И пару раз она даже попробовала сделать нечто подобное. Альбина получила положенную порцию комплиментов и повторила отрепетированную фразу. Но что делать после этой фразы, она не знала. Рабочий день оказался гораздо длиннее эпизода в любимом фильме, и уже к обеду она чувствовала себя нелепой расфуфыренной куклой.
Когда праздновали на работе ее двадцатишестилетие, в подавляющем большинстве тостов звучало не «милая девушка» и не «очаровательная женщина», а «добросовестный работник» и «один из наших лучших сотрудников» (именно так, без обозначения половой принадлежности).
Именно тогда Альбина поняла – все. Надеяться больше не на что. И, как это часто бывает, именно в этот момент жизнь преподнесла ей царский подарок.
Весной в их организации появился Максим.
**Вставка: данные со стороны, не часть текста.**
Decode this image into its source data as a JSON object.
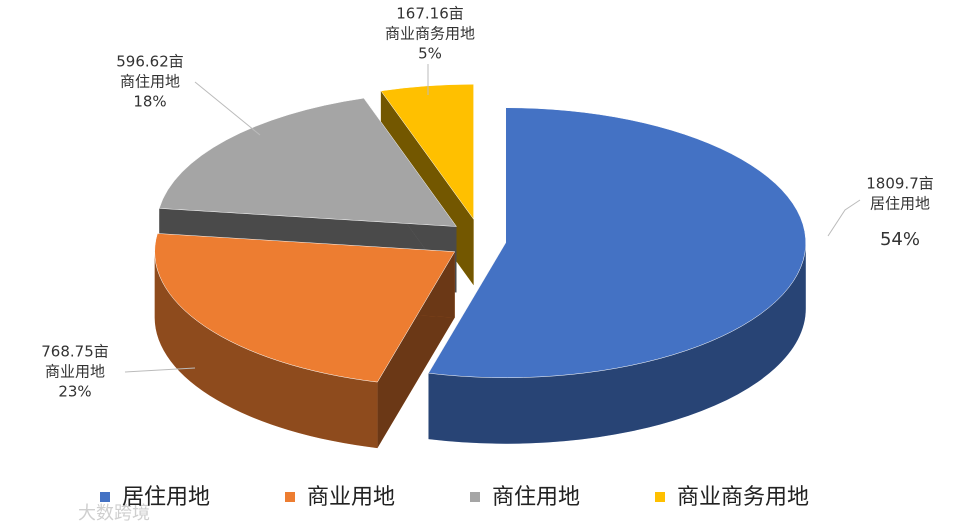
{
  "chart_data": {
    "type": "pie3d",
    "categories": [
      "居住用地",
      "商业用地",
      "商住用地",
      "商业商务用地"
    ],
    "values": [
      1809.7,
      768.75,
      596.62,
      167.16
    ],
    "value_labels": [
      "1809.7亩",
      "768.75亩",
      "596.62亩",
      "167.16亩"
    ],
    "percents": [
      54,
      23,
      18,
      5
    ],
    "percent_labels": [
      "54%",
      "23%",
      "18%",
      "5%"
    ],
    "colors": [
      "#4472c4",
      "#ed7d31",
      "#a5a5a5",
      "#ffc000"
    ],
    "legend": "bottom"
  },
  "watermark": "大数跨境"
}
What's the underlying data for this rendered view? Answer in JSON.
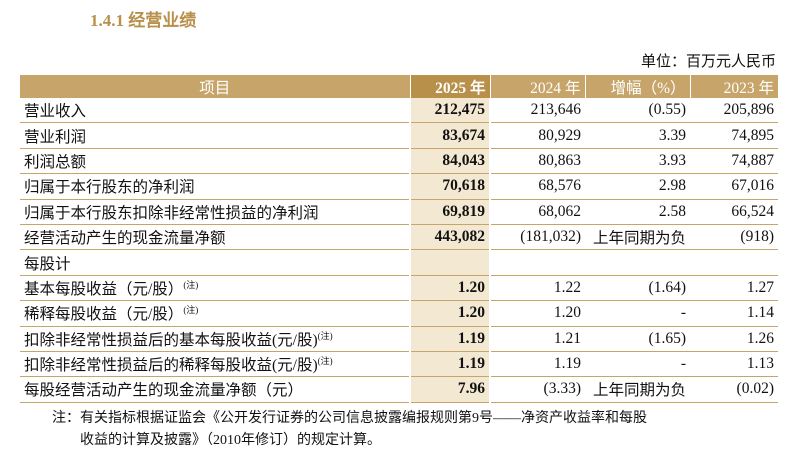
{
  "header": {
    "title": "1.4.1 经营业绩",
    "unit": "单位：百万元人民币"
  },
  "table": {
    "columns": [
      "项目",
      "2025 年",
      "2024 年",
      "增幅（%）",
      "2023 年"
    ],
    "rows": [
      {
        "label": "营业收入",
        "cells": [
          "212,475",
          "213,646",
          "(0.55)",
          "205,896"
        ]
      },
      {
        "label": "营业利润",
        "cells": [
          "83,674",
          "80,929",
          "3.39",
          "74,895"
        ]
      },
      {
        "label": "利润总额",
        "cells": [
          "84,043",
          "80,863",
          "3.93",
          "74,887"
        ]
      },
      {
        "label": "归属于本行股东的净利润",
        "cells": [
          "70,618",
          "68,576",
          "2.98",
          "67,016"
        ]
      },
      {
        "label": "归属于本行股东扣除非经常性损益的净利润",
        "cells": [
          "69,819",
          "68,062",
          "2.58",
          "66,524"
        ]
      },
      {
        "label": "经营活动产生的现金流量净额",
        "cells": [
          "443,082",
          "(181,032)",
          "上年同期为负",
          "(918)"
        ]
      },
      {
        "label": "每股计"
      },
      {
        "label": "基本每股收益（元/股）",
        "note": "(注)",
        "cells": [
          "1.20",
          "1.22",
          "(1.64)",
          "1.27"
        ]
      },
      {
        "label": "稀释每股收益（元/股）",
        "note": "(注)",
        "cells": [
          "1.20",
          "1.20",
          "-",
          "1.14"
        ]
      },
      {
        "label": "扣除非经常性损益后的基本每股收益(元/股)",
        "note": "(注)",
        "cells": [
          "1.19",
          "1.21",
          "(1.65)",
          "1.26"
        ]
      },
      {
        "label": "扣除非经常性损益后的稀释每股收益(元/股)",
        "note": "(注)",
        "cells": [
          "1.19",
          "1.19",
          "-",
          "1.13"
        ]
      },
      {
        "label": "每股经营活动产生的现金流量净额（元）",
        "cells": [
          "7.96",
          "(3.33)",
          "上年同期为负",
          "(0.02)"
        ]
      }
    ]
  },
  "notes": [
    "注：有关指标根据证监会《公开发行证券的公司信息披露编报规则第9号——净资产收益率和每股",
    "收益的计算及披露》（2010年修订）的规定计算。"
  ]
}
Его, совсем еще юного студента-пятикурсника, прислали на практику и, поскольку ни у кого из сотрудников не было ни времени, ни желания возиться со школяром, его поручили заботам безотказной Альбины. Она была старше Максима на пять лет и первое время, конечно, совершенно не воспринимала практиканта как возможного кандидата в мужья.